Dolayısıyla tüketici sıfatıyla açılan davalarda zorunlu arabuluculuk söz konusu değildir. Bu durum, tüketicilerin mahkemeye erişimini kolaylaştırmak amacıyla bir istisna olarak kabul edilmiştir.

  • Sınır Durumlar: Tüketici mi, Ticari İşlem mi?

Uygulamada bazı durumlarda, taraflar arasındaki işlemin tüketici işlemi mi yoksa ticari faaliyet mi olduğu konusunda belirsizlik yaşanabilir. Örneğin:

  • Bir bireyin evini kısa süreliğine Airbnb aracılığıyla kiralaması ve bu hizmetten doğan uyuşmazlık,
  • Bir serbest meslek sahibinin ofis malzemeleri satın alması,
  • Küçük bir işletmenin cep telefonu veya bilgisayar alımı gibi durumlar.

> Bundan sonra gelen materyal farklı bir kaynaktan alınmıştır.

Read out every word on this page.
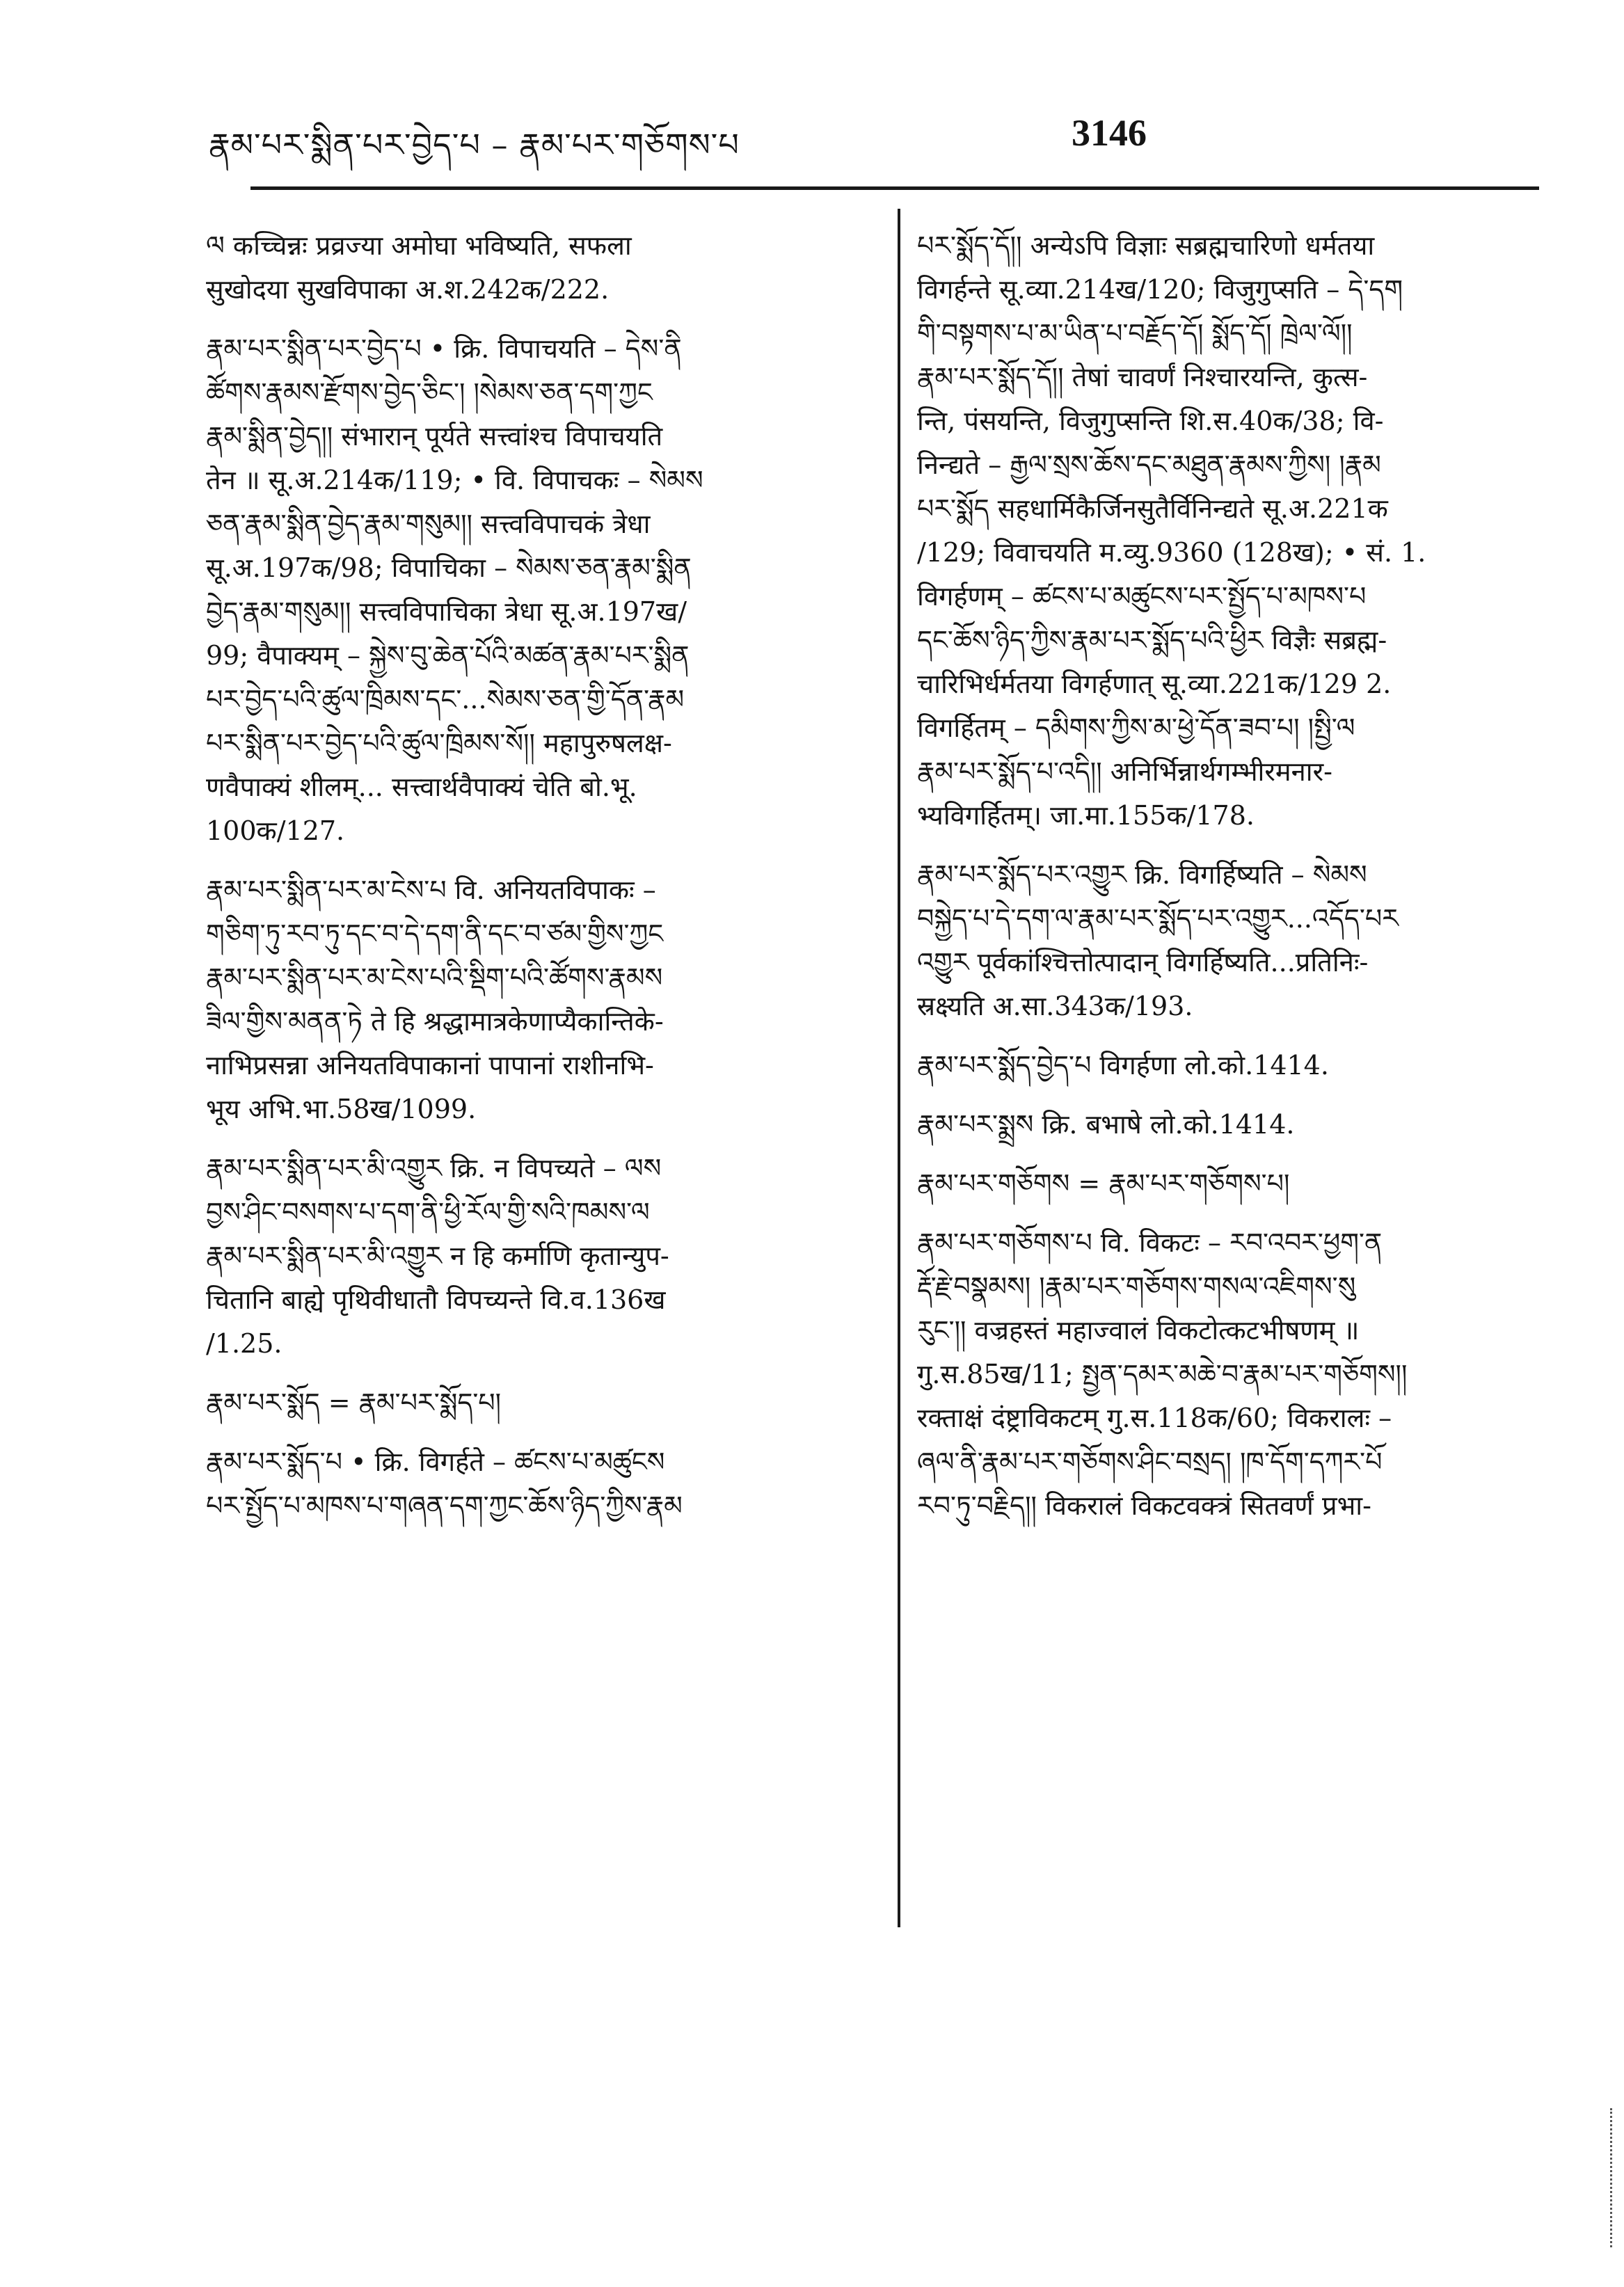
རྣམ་པར་སྨིན་པར་བྱེད་པ – རྣམ་པར་གཅོགས་པ	3146
ལ कच्चिन्नः प्रव्रज्या अमोघा भविष्यति, सफला
सुखोदया सुखविपाका अ.श.242क/222.
རྣམ་པར་སྨིན་པར་བྱེད་པ • क्रि. विपाचयति – དེས་ནི
ཚོགས་རྣམས་རྫོགས་བྱེད་ཅིང་། །སེམས་ཅན་དག་ཀྱང
རྣམ་སྨིན་བྱེད།། संभारान् पूर्यते सत्त्वांश्च विपाचयति
तेन ॥ सू.अ.214क/119; • वि. विपाचकः – སེམས
ཅན་རྣམ་སྨིན་བྱེད་རྣམ་གསུམ།། सत्त्वविपाचकं त्रेधा
सू.अ.197क/98; विपाचिका – སེམས་ཅན་རྣམ་སྨིན
བྱེད་རྣམ་གསུམ།། सत्त्वविपाचिका त्रेधा सू.अ.197ख/
99; वैपाक्यम् – སྐྱེས་བུ་ཆེན་པོའི་མཚན་རྣམ་པར་སྨིན
པར་བྱེད་པའི་ཚུལ་ཁྲིམས་དང་...སེམས་ཅན་གྱི་དོན་རྣམ
པར་སྨིན་པར་བྱེད་པའི་ཚུལ་ཁྲིམས་སོ།། महापुरुषलक्ष-
णवैपाक्यं शीलम्... सत्त्वार्थवैपाक्यं चेति बो.भू.
100क/127.
རྣམ་པར་སྨིན་པར་མ་ངེས་པ वि. अनियतविपाकः –
གཅིག་ཏུ་རབ་ཏུ་དང་བ་དེ་དག་ནི་དང་བ་ཙམ་གྱིས་ཀྱང
རྣམ་པར་སྨིན་པར་མ་ངེས་པའི་སྡིག་པའི་ཚོགས་རྣམས
ཟིལ་གྱིས་མནན་ཏེ ते हि श्रद्धामात्रकेणाप्यैकान्तिके-
नाभिप्रसन्ना अनियतविपाकानां पापानां राशीनभि-
भूय अभि.भा.58ख/1099.
རྣམ་པར་སྨིན་པར་མི་འགྱུར क्रि. न विपच्यते – ལས
བྱས་ཤིང་བསགས་པ་དག་ནི་ཕྱི་རོལ་གྱི་སའི་ཁམས་ལ
རྣམ་པར་སྨིན་པར་མི་འགྱུར न हि कर्माणि कृतान्युप-
चितानि बाह्ये पृथिवीधातौ विपच्यन्ते वि.व.136ख
/1.25.
རྣམ་པར་སྨོད = རྣམ་པར་སྨོད་པ།
རྣམ་པར་སྨོད་པ • क्रि. विगर्हते – ཚངས་པ་མཚུངས
པར་སྤྱོད་པ་མཁས་པ་གཞན་དག་ཀྱང་ཆོས་ཉིད་ཀྱིས་རྣམ
པར་སྨོད་དོ།། अन्येऽपि विज्ञाः सब्रह्मचारिणो धर्मतया
विगर्हन्ते सू.व्या.214ख/120; विजुगुप्सति – དེ་དག
གི་བསྟགས་པ་མ་ཡིན་པ་བརྗོད་དོ། སྨོད་དོ། ཁྲེལ་ལོ།།
རྣམ་པར་སྨོད་དོ།། तेषां चावर्णं निश्चारयन्ति, कुत्स-
न्ति, पंसयन्ति, विजुगुप्सन्ति शि.स.40क/38; वि-
निन्द्यते – རྒྱལ་སྲས་ཆོས་དང་མཐུན་རྣམས་ཀྱིས། །རྣམ
པར་སྨོད सहधार्मिकैर्जिनसुतैर्विनिन्द्यते सू.अ.221क
/129; विवाचयति म.व्यु.9360 (128ख); • सं. 1.
विगर्हणम् – ཚངས་པ་མཚུངས་པར་སྤྱོད་པ་མཁས་པ
དང་ཆོས་ཉིད་ཀྱིས་རྣམ་པར་སྨོད་པའི་ཕྱིར विज्ञैः सब्रह्म-
चारिभिर्धर्मतया विगर्हणात् सू.व्या.221क/129 2.
विगर्हितम् – དམིགས་ཀྱིས་མ་ཕྱེ་དོན་ཟབ་པ། །སྤྱི་ལ
རྣམ་པར་སྨོད་པ་འདི།། अनिर्भिन्नार्थगम्भीरमनार-
भ्यविगर्हितम्। जा.मा.155क/178.
རྣམ་པར་སྨོད་པར་འགྱུར क्रि. विगर्हिष्यति – སེམས
བསྐྱེད་པ་དེ་དག་ལ་རྣམ་པར་སྨོད་པར་འགྱུར...འདོད་པར
འགྱུར पूर्वकांश्चित्तोत्पादान् विगर्हिष्यति...प्रतिनिः-
स्रक्ष्यति अ.सा.343क/193.
རྣམ་པར་སྨོད་བྱེད་པ विगर्हणा लो.को.1414.
རྣམ་པར་སྨྲས क्रि. बभाषे लो.को.1414.
རྣམ་པར་གཅོགས = རྣམ་པར་གཅོགས་པ།
རྣམ་པར་གཅོགས་པ वि. विकटः – རབ་འབར་ཕྱག་ན
རྡོ་རྗེ་བསྣམས། །རྣམ་པར་གཅོགས་གསལ་འཇིགས་སུ
རུང་།། वज्रहस्तं महाज्वालं विकटोत्कटभीषणम् ॥
गु.स.85ख/11; སྤྱན་དམར་མཆེ་བ་རྣམ་པར་གཅོགས།།
रक्ताक्षं दंष्ट्राविकटम् गु.स.118क/60; विकरालः –
ཞལ་ནི་རྣམ་པར་གཅོགས་ཤིང་བསྲད། །ཁ་དོག་དཀར་པོ
རབ་ཏུ་བརྗིད།། विकरालं विकटवक्त्रं सितवर्णं प्रभा-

Bu tür uyuşmazlıklarda mahkemeler, tarafların tüketici sıfatında olup olmadığını somut olay bazında değerlendirir. Eğer taraf ticari amaçla hareket etmişse, ticari dava hükümleri uygulanır ve bu durumda zorunlu arabuluculuk gündeme gelebilir. Aksi takdirde, tüketici sıfatı tanınan taraf için arabuluculuk bir dava şartı değildir.

  • İhtiyari Arabuluculuk

Her ne kadar dava şartı olmasa da, taraflar dilerse tüketici uyuşmazlıklarında ihtiyari olarak arabuluculuk yoluna başvurabilirler. Bu yol, özellikle düşük değerli veya karşılıklı iyi niyetin olduğu durumlarda, çözüm sürecini hızlandırabilir.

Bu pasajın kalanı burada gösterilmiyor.